The story begins in 2003 when I noticed that Deroose were selling ‘Orange Crush’ from their website. I captured the name and photograph for the BCR (Bromeliad Cultivar Register). I am not sure when and if it got exported to Australia but it was wide spread in Florida. One year later we obtained a plant called ‘Freddie’ from Garden World in Melbourne. They had imported it from the Philippines but had no detail as to parentage or origin. It was impressive so I took its photo and it was recorded in the BCR. These days, I would assume that ‘Freddie’ is more widespread in Australia than ‘Orange Crush’.

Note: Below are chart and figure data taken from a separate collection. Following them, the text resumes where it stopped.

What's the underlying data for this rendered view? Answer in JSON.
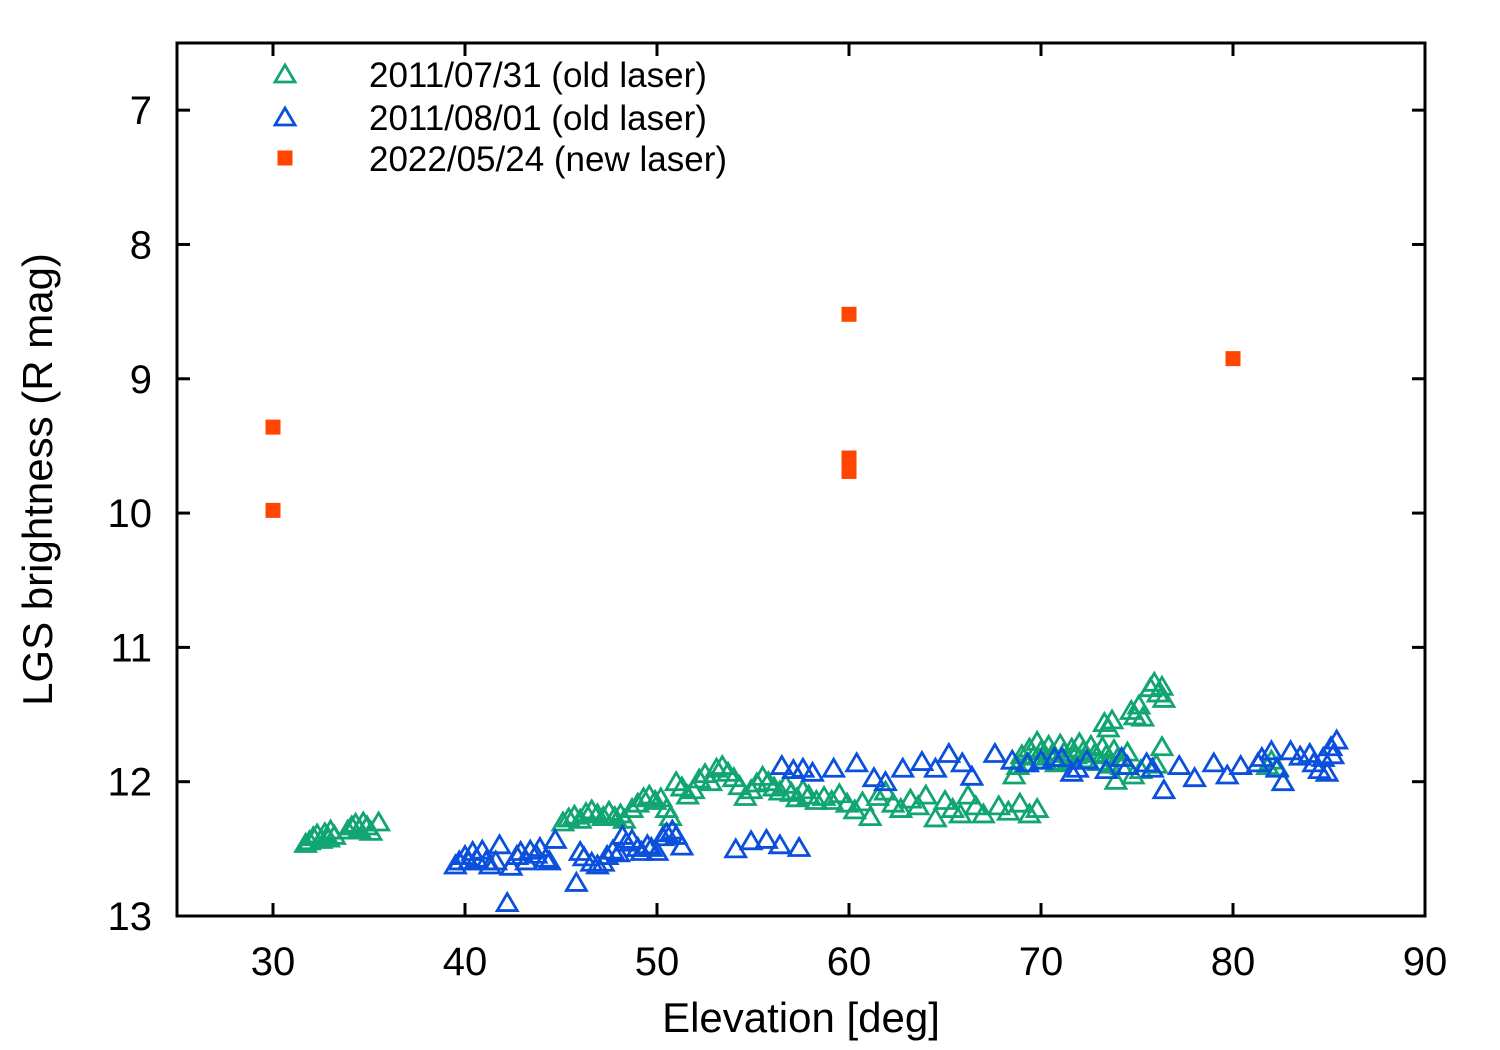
{
  "figure": {
    "background_color": "#ffffff",
    "axis_color": "#000000"
  },
  "chart_data": {
    "type": "scatter",
    "title": "",
    "xlabel": "Elevation [deg]",
    "ylabel": "LGS brightness (R mag)",
    "xlim": [
      25,
      90
    ],
    "ylim": [
      6.5,
      13
    ],
    "y_axis_inverted": true,
    "xticks": [
      30,
      40,
      50,
      60,
      70,
      80,
      90
    ],
    "yticks": [
      7,
      8,
      9,
      10,
      11,
      12,
      13
    ],
    "grid": false,
    "legend": {
      "position": "top-left-inside"
    },
    "series": [
      {
        "name": "2011/07/31 (old laser)",
        "marker": "open-triangle",
        "color": "#11a572",
        "points": [
          [
            31.7,
            12.46
          ],
          [
            31.9,
            12.44
          ],
          [
            32.1,
            12.41
          ],
          [
            32.3,
            12.39
          ],
          [
            32.5,
            12.43
          ],
          [
            32.7,
            12.38
          ],
          [
            32.9,
            12.42
          ],
          [
            33.0,
            12.36
          ],
          [
            33.2,
            12.4
          ],
          [
            33.9,
            12.36
          ],
          [
            34.1,
            12.33
          ],
          [
            34.3,
            12.31
          ],
          [
            34.5,
            12.35
          ],
          [
            34.7,
            12.3
          ],
          [
            34.9,
            12.33
          ],
          [
            35.1,
            12.37
          ],
          [
            35.5,
            12.3
          ],
          [
            45.1,
            12.3
          ],
          [
            45.4,
            12.27
          ],
          [
            45.7,
            12.25
          ],
          [
            46.0,
            12.28
          ],
          [
            46.3,
            12.23
          ],
          [
            46.6,
            12.21
          ],
          [
            46.9,
            12.24
          ],
          [
            47.2,
            12.26
          ],
          [
            47.5,
            12.22
          ],
          [
            47.8,
            12.26
          ],
          [
            48.1,
            12.24
          ],
          [
            48.3,
            12.28
          ],
          [
            48.7,
            12.2
          ],
          [
            49.0,
            12.16
          ],
          [
            49.3,
            12.12
          ],
          [
            49.6,
            12.1
          ],
          [
            49.9,
            12.14
          ],
          [
            50.2,
            12.12
          ],
          [
            50.5,
            12.2
          ],
          [
            50.7,
            12.26
          ],
          [
            51.0,
            12.0
          ],
          [
            51.3,
            12.04
          ],
          [
            51.6,
            12.1
          ],
          [
            51.9,
            12.06
          ],
          [
            52.2,
            11.98
          ],
          [
            52.5,
            11.94
          ],
          [
            52.8,
            12.0
          ],
          [
            53.1,
            11.9
          ],
          [
            53.4,
            11.88
          ],
          [
            53.7,
            11.93
          ],
          [
            54.0,
            11.97
          ],
          [
            54.3,
            12.03
          ],
          [
            54.6,
            12.11
          ],
          [
            54.9,
            12.06
          ],
          [
            55.2,
            12.01
          ],
          [
            55.5,
            11.96
          ],
          [
            55.8,
            12.0
          ],
          [
            56.1,
            12.04
          ],
          [
            56.4,
            12.07
          ],
          [
            56.7,
            12.02
          ],
          [
            57.0,
            12.08
          ],
          [
            57.3,
            12.12
          ],
          [
            57.6,
            12.06
          ],
          [
            57.9,
            12.1
          ],
          [
            58.3,
            12.14
          ],
          [
            58.7,
            12.11
          ],
          [
            59.1,
            12.14
          ],
          [
            59.5,
            12.09
          ],
          [
            59.9,
            12.16
          ],
          [
            60.3,
            12.21
          ],
          [
            60.7,
            12.15
          ],
          [
            61.1,
            12.26
          ],
          [
            61.5,
            12.11
          ],
          [
            61.9,
            12.07
          ],
          [
            62.3,
            12.16
          ],
          [
            62.7,
            12.2
          ],
          [
            63.2,
            12.13
          ],
          [
            63.6,
            12.18
          ],
          [
            64.0,
            12.1
          ],
          [
            64.5,
            12.27
          ],
          [
            65.0,
            12.14
          ],
          [
            65.4,
            12.2
          ],
          [
            65.8,
            12.24
          ],
          [
            66.2,
            12.1
          ],
          [
            66.6,
            12.18
          ],
          [
            67.0,
            12.24
          ],
          [
            67.8,
            12.18
          ],
          [
            68.3,
            12.22
          ],
          [
            68.9,
            12.16
          ],
          [
            69.4,
            12.24
          ],
          [
            69.8,
            12.2
          ],
          [
            68.6,
            11.95
          ],
          [
            68.8,
            11.88
          ],
          [
            69.0,
            11.8
          ],
          [
            69.2,
            11.86
          ],
          [
            69.4,
            11.75
          ],
          [
            69.6,
            11.81
          ],
          [
            69.8,
            11.7
          ],
          [
            70.0,
            11.77
          ],
          [
            70.2,
            11.84
          ],
          [
            70.4,
            11.73
          ],
          [
            70.6,
            11.79
          ],
          [
            70.8,
            11.86
          ],
          [
            71.0,
            11.72
          ],
          [
            71.2,
            11.78
          ],
          [
            71.4,
            11.84
          ],
          [
            71.6,
            11.75
          ],
          [
            71.8,
            11.8
          ],
          [
            72.0,
            11.71
          ],
          [
            72.2,
            11.77
          ],
          [
            72.4,
            11.83
          ],
          [
            72.6,
            11.73
          ],
          [
            72.8,
            11.79
          ],
          [
            73.0,
            11.85
          ],
          [
            73.2,
            11.74
          ],
          [
            73.4,
            11.8
          ],
          [
            73.6,
            11.87
          ],
          [
            73.8,
            11.76
          ],
          [
            74.0,
            11.82
          ],
          [
            74.2,
            11.88
          ],
          [
            74.5,
            11.78
          ],
          [
            73.3,
            11.56
          ],
          [
            73.5,
            11.6
          ],
          [
            73.7,
            11.54
          ],
          [
            74.7,
            11.47
          ],
          [
            74.9,
            11.51
          ],
          [
            75.1,
            11.43
          ],
          [
            75.3,
            11.52
          ],
          [
            75.7,
            11.3
          ],
          [
            75.9,
            11.26
          ],
          [
            76.1,
            11.34
          ],
          [
            76.3,
            11.29
          ],
          [
            76.4,
            11.38
          ],
          [
            73.9,
            11.99
          ],
          [
            74.8,
            11.95
          ],
          [
            75.2,
            11.91
          ],
          [
            76.0,
            11.87
          ],
          [
            76.3,
            11.74
          ],
          [
            81.8,
            11.88
          ],
          [
            82.0,
            11.84
          ],
          [
            82.3,
            11.89
          ]
        ]
      },
      {
        "name": "2011/08/01 (old laser)",
        "marker": "open-triangle",
        "color": "#0b50dc",
        "points": [
          [
            39.5,
            12.62
          ],
          [
            39.7,
            12.59
          ],
          [
            40.0,
            12.55
          ],
          [
            40.2,
            12.59
          ],
          [
            40.4,
            12.52
          ],
          [
            40.6,
            12.57
          ],
          [
            40.9,
            12.51
          ],
          [
            41.1,
            12.59
          ],
          [
            41.3,
            12.62
          ],
          [
            41.6,
            12.59
          ],
          [
            41.8,
            12.47
          ],
          [
            42.2,
            12.9
          ],
          [
            42.4,
            12.63
          ],
          [
            42.7,
            12.55
          ],
          [
            42.9,
            12.52
          ],
          [
            43.2,
            12.59
          ],
          [
            43.4,
            12.51
          ],
          [
            43.7,
            12.54
          ],
          [
            43.9,
            12.49
          ],
          [
            44.2,
            12.57
          ],
          [
            44.4,
            12.59
          ],
          [
            44.7,
            12.43
          ],
          [
            45.8,
            12.75
          ],
          [
            46.0,
            12.52
          ],
          [
            46.2,
            12.56
          ],
          [
            46.6,
            12.6
          ],
          [
            46.9,
            12.62
          ],
          [
            47.2,
            12.6
          ],
          [
            47.4,
            12.55
          ],
          [
            47.7,
            12.51
          ],
          [
            48.0,
            12.53
          ],
          [
            48.2,
            12.4
          ],
          [
            48.4,
            12.45
          ],
          [
            48.7,
            12.43
          ],
          [
            49.0,
            12.49
          ],
          [
            49.2,
            12.52
          ],
          [
            49.5,
            12.47
          ],
          [
            49.7,
            12.49
          ],
          [
            50.0,
            12.52
          ],
          [
            50.3,
            12.41
          ],
          [
            50.5,
            12.38
          ],
          [
            50.8,
            12.36
          ],
          [
            51.0,
            12.4
          ],
          [
            51.3,
            12.48
          ],
          [
            54.1,
            12.5
          ],
          [
            54.9,
            12.44
          ],
          [
            55.7,
            12.43
          ],
          [
            56.4,
            12.47
          ],
          [
            57.4,
            12.49
          ],
          [
            56.5,
            11.88
          ],
          [
            57.1,
            11.91
          ],
          [
            57.6,
            11.9
          ],
          [
            58.1,
            11.93
          ],
          [
            59.2,
            11.9
          ],
          [
            60.4,
            11.86
          ],
          [
            61.3,
            11.97
          ],
          [
            61.9,
            12.0
          ],
          [
            62.8,
            11.9
          ],
          [
            63.8,
            11.85
          ],
          [
            64.5,
            11.9
          ],
          [
            65.2,
            11.79
          ],
          [
            65.9,
            11.86
          ],
          [
            66.4,
            11.96
          ],
          [
            67.6,
            11.79
          ],
          [
            68.5,
            11.84
          ],
          [
            69.3,
            11.86
          ],
          [
            70.0,
            11.84
          ],
          [
            70.7,
            11.82
          ],
          [
            71.1,
            11.82
          ],
          [
            71.6,
            11.93
          ],
          [
            71.9,
            11.9
          ],
          [
            72.4,
            11.84
          ],
          [
            73.4,
            11.91
          ],
          [
            74.2,
            11.82
          ],
          [
            74.5,
            11.88
          ],
          [
            75.5,
            11.86
          ],
          [
            75.8,
            11.9
          ],
          [
            76.4,
            12.06
          ],
          [
            77.2,
            11.88
          ],
          [
            78.0,
            11.97
          ],
          [
            79.0,
            11.86
          ],
          [
            79.7,
            11.95
          ],
          [
            80.4,
            11.88
          ],
          [
            81.3,
            11.86
          ],
          [
            81.5,
            11.82
          ],
          [
            82.0,
            11.77
          ],
          [
            82.3,
            11.9
          ],
          [
            82.6,
            12.0
          ],
          [
            83.0,
            11.77
          ],
          [
            83.5,
            11.81
          ],
          [
            84.0,
            11.79
          ],
          [
            84.2,
            11.86
          ],
          [
            84.5,
            11.91
          ],
          [
            84.7,
            11.82
          ],
          [
            84.9,
            11.93
          ],
          [
            85.1,
            11.74
          ],
          [
            85.2,
            11.8
          ],
          [
            85.4,
            11.69
          ]
        ]
      },
      {
        "name": "2022/05/24 (new laser)",
        "marker": "filled-square",
        "color": "#ff4500",
        "points": [
          [
            30.0,
            9.36
          ],
          [
            30.0,
            9.98
          ],
          [
            60.0,
            8.52
          ],
          [
            60.0,
            9.59
          ],
          [
            60.0,
            9.69
          ],
          [
            80.0,
            8.85
          ]
        ]
      }
    ]
  }
}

Now for the crunch. Chester Skotak now tells us that these are the same plant. I have always been critical of Rose growers who see nothing wrong with having different names for the same plant depending on the country it is sold from but at least this detail is recorded. There is an ICNCP ( International Code for Names of Cultivated Plants) which many of the keen Bromeliad growers try to follow but it is frustrating when some of the nurseries ignore the rules. Perhaps this is because it is a voluntary system and there are no financial penalties. We know that this doubling up of names occurs. For example, Deroose with Vriesea ‘Tawi’ and V. ‘Delphi’. Check these names on the BCR.

Why ‘Skotak’s Orange Crush’? Just as Botanists know you cannot have a plant with two names the same applies under the ICNCP rules, which is one of the reasons why we have the BCR so you can check if you are interested. ‘Orange Crush’ is listed as having been used by Mulford Foster before 1980.

Remember that ‘Freddie’ or even ‘Freddy’ is now officially an illegitimate name. However, in practice the name will persist. You are warned of these sorts of instances to save you having duplicate plants with different names. Please advise the BSI Registrar if you know of similar circumstances.